Anamorphic DVDs are specially encoded to include more visual information than standard DVDs. The anamorphic image is vertically pre-stretched to prevent image quality loss. If one uses a widescreen television, the TV only has to stretch the image horizontally like it would do for any widescreen broadcast. The result is a picture that properly fits the width of the screen with only one stretch instead of two. Thus, the image is much sharper than that of non-anamorphic DVDs.

In terms of scale: the widescreen image from an anamorphic DVD transfer is 78% larger than its 4:3 counterpart. Because 33% of the increase comes from additional vertical data on the DVD and 33% from horizontal stretching, the increase in resolution is only half of the total increase in size. As a result, the picture is 78% larger and looks 33% "better" on a widescreen television.

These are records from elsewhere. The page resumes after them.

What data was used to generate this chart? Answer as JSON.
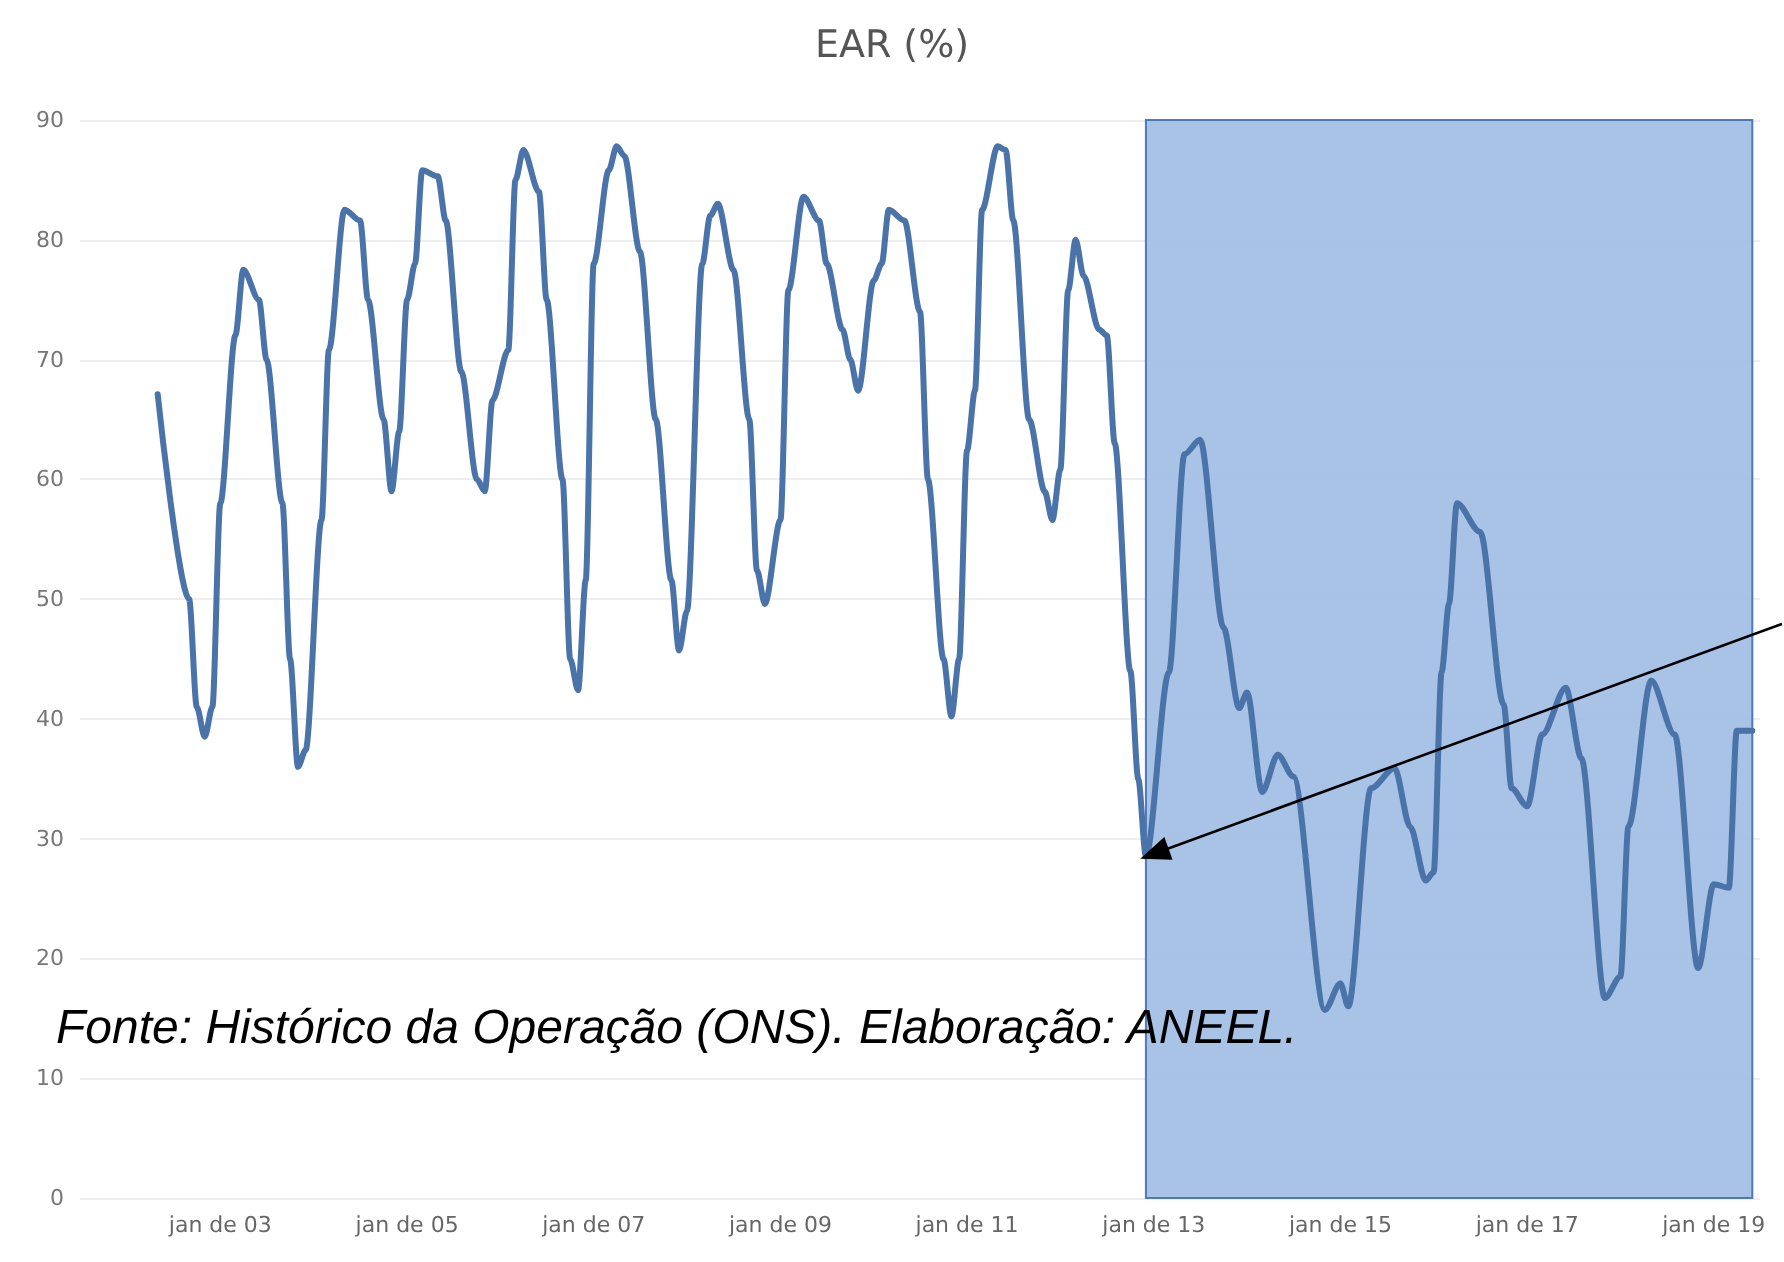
{
  "chart_data": {
    "type": "line",
    "title": "EAR (%)",
    "annotations": [
      "Fonte: Histórico da Operação (ONS). Elaboração: ANEEL."
    ],
    "x": [
      "2002-05",
      "2002-09",
      "2002-10",
      "2002-11",
      "2002-12",
      "2003-01",
      "2003-03",
      "2003-04",
      "2003-06",
      "2003-07",
      "2003-09",
      "2003-10",
      "2003-11",
      "2003-12",
      "2004-02",
      "2004-03",
      "2004-05",
      "2004-07",
      "2004-08",
      "2004-10",
      "2004-11",
      "2004-12",
      "2005-01",
      "2005-02",
      "2005-03",
      "2005-05",
      "2005-06",
      "2005-08",
      "2005-10",
      "2005-11",
      "2005-12",
      "2006-02",
      "2006-03",
      "2006-04",
      "2006-06",
      "2006-07",
      "2006-09",
      "2006-10",
      "2006-11",
      "2006-12",
      "2007-01",
      "2007-03",
      "2007-04",
      "2007-05",
      "2007-07",
      "2007-09",
      "2007-11",
      "2007-12",
      "2008-01",
      "2008-03",
      "2008-04",
      "2008-05",
      "2008-07",
      "2008-09",
      "2008-10",
      "2008-11",
      "2009-01",
      "2009-02",
      "2009-04",
      "2009-06",
      "2009-07",
      "2009-09",
      "2009-10",
      "2009-11",
      "2010-01",
      "2010-02",
      "2010-03",
      "2010-05",
      "2010-07",
      "2010-08",
      "2010-10",
      "2010-11",
      "2010-12",
      "2011-01",
      "2011-02",
      "2011-03",
      "2011-05",
      "2011-06",
      "2011-07",
      "2011-09",
      "2011-11",
      "2011-12",
      "2012-01",
      "2012-02",
      "2012-03",
      "2012-04",
      "2012-06",
      "2012-07",
      "2012-08",
      "2012-10",
      "2012-11",
      "2012-12",
      "2013-03",
      "2013-05",
      "2013-07",
      "2013-10",
      "2013-12",
      "2014-01",
      "2014-03",
      "2014-05",
      "2014-07",
      "2014-11",
      "2015-01",
      "2015-02",
      "2015-05",
      "2015-08",
      "2015-10",
      "2015-12",
      "2016-01",
      "2016-02",
      "2016-03",
      "2016-04",
      "2016-07",
      "2016-10",
      "2016-11",
      "2017-01",
      "2017-03",
      "2017-06",
      "2017-08",
      "2017-11",
      "2018-01",
      "2018-02",
      "2018-05",
      "2018-08",
      "2018-11",
      "2019-01",
      "2019-03",
      "2019-04",
      "2019-06"
    ],
    "series": [
      {
        "color": "#4a73aa",
        "values": [
          67.1,
          50,
          41,
          38.5,
          41,
          58,
          72,
          77.5,
          75,
          70,
          58,
          45,
          36,
          37.4,
          56.6,
          70.8,
          82.5,
          81.6,
          75,
          65,
          59,
          64,
          75,
          78,
          85.8,
          85.3,
          81.6,
          69,
          60,
          59,
          66.6,
          70.8,
          85,
          87.5,
          84,
          75,
          60,
          45,
          42.4,
          51.6,
          78,
          85.8,
          87.8,
          87,
          79,
          65,
          51.6,
          45.7,
          49,
          78,
          82,
          83,
          77.5,
          65,
          52.4,
          49.6,
          56.6,
          75.8,
          83.6,
          81.6,
          78,
          72.5,
          70,
          67.4,
          76.6,
          78,
          82.5,
          81.6,
          74,
          60,
          45,
          40.2,
          45,
          62.4,
          67.4,
          82.5,
          87.8,
          87.5,
          81.6,
          65,
          59,
          56.6,
          60.8,
          75.8,
          80,
          77,
          72.5,
          72,
          63,
          44,
          35,
          28.5,
          43.9,
          62.1,
          63.3,
          47.6,
          40.9,
          42.2,
          33.9,
          37,
          35.2,
          15.7,
          17.9,
          16,
          34.2,
          35.9,
          31,
          26.5,
          27.2,
          43.9,
          49.6,
          58,
          55.6,
          41.2,
          34.2,
          32.7,
          38.7,
          42.6,
          36.7,
          16.7,
          18.5,
          31,
          43.2,
          38.7,
          19.2,
          26.2,
          25.9,
          39,
          39
        ]
      }
    ],
    "xlim": [
      "2001-07",
      "2019-07"
    ],
    "xticks": [
      {
        "value": "2003-01",
        "label": "jan de 03"
      },
      {
        "value": "2005-01",
        "label": "jan de 05"
      },
      {
        "value": "2007-01",
        "label": "jan de 07"
      },
      {
        "value": "2009-01",
        "label": "jan de 09"
      },
      {
        "value": "2011-01",
        "label": "jan de 11"
      },
      {
        "value": "2013-01",
        "label": "jan de 13"
      },
      {
        "value": "2015-01",
        "label": "jan de 15"
      },
      {
        "value": "2017-01",
        "label": "jan de 17"
      },
      {
        "value": "2019-01",
        "label": "jan de 19"
      }
    ],
    "ylim": [
      0,
      90
    ],
    "yticks": [
      0,
      10,
      20,
      30,
      40,
      50,
      60,
      70,
      80,
      90
    ],
    "bands": [
      {
        "axis": "x",
        "from": "2012-12",
        "to": "2019-06",
        "color": "#9fbce3"
      }
    ],
    "grid": "y",
    "marker": "none",
    "line_style": "solid"
  }
}
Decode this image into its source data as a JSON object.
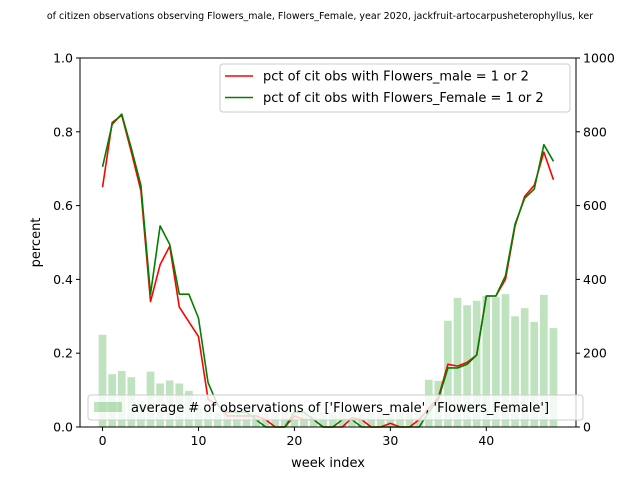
{
  "chart_data": {
    "type": "line",
    "title": "of citizen observations observing Flowers_male, Flowers_Female, year 2020, jackfruit-artocarpusheterophyllus, ker",
    "xlabel": "week index",
    "ylabel": "percent",
    "xlim": [
      -2.35,
      49.35
    ],
    "ylim": [
      0,
      1.0
    ],
    "y2lim": [
      0,
      1000
    ],
    "x_ticks": [
      0,
      10,
      20,
      30,
      40
    ],
    "y_ticks": [
      "0.0",
      "0.2",
      "0.4",
      "0.6",
      "0.8",
      "1.0"
    ],
    "y2_ticks": [
      "0",
      "200",
      "400",
      "600",
      "800",
      "1000"
    ],
    "x": [
      0,
      1,
      2,
      3,
      4,
      5,
      6,
      7,
      8,
      9,
      10,
      11,
      12,
      13,
      14,
      15,
      16,
      17,
      18,
      19,
      20,
      21,
      22,
      23,
      24,
      25,
      26,
      27,
      28,
      29,
      30,
      31,
      32,
      33,
      34,
      35,
      36,
      37,
      38,
      39,
      40,
      41,
      42,
      43,
      44,
      45,
      46,
      47
    ],
    "series": [
      {
        "name": "pct of cit obs with Flowers_male = 1 or 2",
        "color": "#ff0000",
        "values": [
          0.65,
          0.825,
          0.845,
          0.745,
          0.64,
          0.34,
          0.44,
          0.49,
          0.325,
          0.285,
          0.245,
          0.075,
          0.06,
          0.03,
          0.03,
          0.03,
          0.03,
          0.02,
          0.0,
          0.0,
          0.03,
          0.02,
          0.02,
          0.0,
          0.0,
          0.0,
          0.025,
          0.02,
          0.0,
          0.0,
          0.01,
          0.0,
          0.0,
          0.02,
          0.05,
          0.08,
          0.17,
          0.165,
          0.175,
          0.195,
          0.355,
          0.355,
          0.4,
          0.545,
          0.625,
          0.655,
          0.745,
          0.67
        ]
      },
      {
        "name": "pct of cit obs with Flowers_Female = 1 or 2",
        "color": "#008000",
        "values": [
          0.705,
          0.82,
          0.848,
          0.755,
          0.655,
          0.36,
          0.545,
          0.495,
          0.36,
          0.36,
          0.295,
          0.12,
          0.06,
          0.04,
          0.04,
          0.04,
          0.02,
          0.0,
          0.0,
          0.0,
          0.04,
          0.04,
          0.02,
          0.0,
          0.0,
          0.02,
          0.02,
          0.0,
          0.0,
          0.0,
          0.0,
          0.0,
          0.0,
          0.0,
          0.04,
          0.075,
          0.16,
          0.16,
          0.17,
          0.195,
          0.355,
          0.355,
          0.41,
          0.55,
          0.62,
          0.645,
          0.765,
          0.72
        ]
      }
    ],
    "bars": {
      "name": "average # of observations of ['Flowers_male', 'Flowers_Female']",
      "color": "#2ca02c",
      "axis": "right",
      "values": [
        250,
        143,
        152,
        135,
        70,
        150,
        118,
        126,
        118,
        98,
        58,
        40,
        40,
        40,
        40,
        40,
        40,
        40,
        40,
        40,
        40,
        40,
        40,
        40,
        40,
        40,
        40,
        40,
        40,
        40,
        40,
        40,
        40,
        40,
        128,
        125,
        288,
        350,
        330,
        342,
        355,
        352,
        360,
        300,
        322,
        285,
        358,
        268
      ]
    },
    "legend_upper": "top-right",
    "legend_lower": "bottom"
  }
}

When an anamorphic DVD is played on a standard 4:3 TV, every fourth line of this vertically stretched image is ignored and extra black space is added at the top and bottom when sending the signal to the TV. The viewer still obtains an excellent "letterbox" picture that virtually mirrors that of non-anamorphic DVDs. Anamorphic video alleviates the need of separate 4:3 and 16:9 images with the added benefit of higher video quality.

Currently, many anime DVDs of theatrical releases are anamorphic. Depending on the release studio, indication of anamorphic enhancement may be noted as "enhanced for 16x9 televisions," "enhanced for widescreen televisions," "enhanced for 16x9," "widescreen 16x9," "16x9 anamorphic," or "anamorphic widescreen."